Brown has justified the state’s retreat from responsibility in many
spheres through his crackpot exposition of “subsidiarity”, which he promptly
violates as he seeks to micromanage California’s Universities into marketplaces
rather than institutes of higher learning.
The
Los Angeles Times quoted Rose Ann
DeMoro, a Brown political ally, as saying, “I think Jerry is precisely what
America needs. He has the courage of his
convictions, which we haven’t seen in a very long while”.
Not
to put too fine a point on it, but DeMoro is nuts. California has not become more governable
under Jerry Brown. It has become a place
where our governing principles, our governing institutions, and our governors
themselves are increasingly dysfunctional, deluded, and disordered.
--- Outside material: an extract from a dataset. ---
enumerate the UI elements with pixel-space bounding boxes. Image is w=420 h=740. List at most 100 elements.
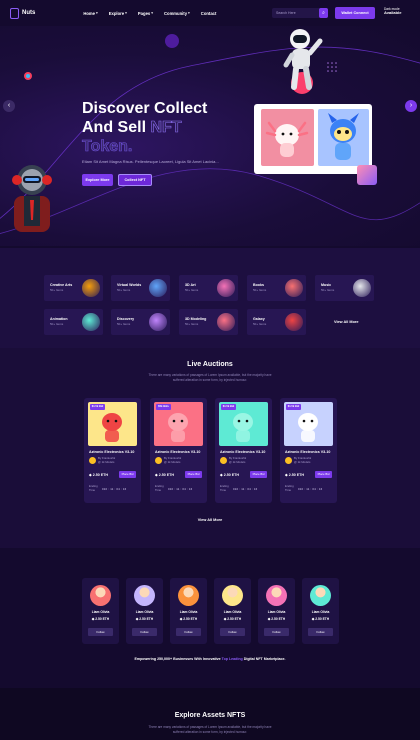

We live in a place where corrupt prison
quotas count for more than children, and where only an abjectly amoral cynic
like Brown could thrive as a politician.
Brown governs with more myopic Zen than communitarian zest, more inspired
by what the polls whisper than by what any moral compass tells him.
That
he looks like an improvement over Hillary Clinton says more about how
appalling the prospect of a Clinton Coronation is than about any qualities
that our Governor brings to the table. There
are good, progressive candidates like Elizabeth Warren who are committed to an
affirmative program that transcends their personal ambitions. Brown offers no such commitment. His most recent tenure in California has been
a case study in political malpractice, and as maddening as the rest of the
country might be, I wouldn’t wish Jerry Brown on anyone!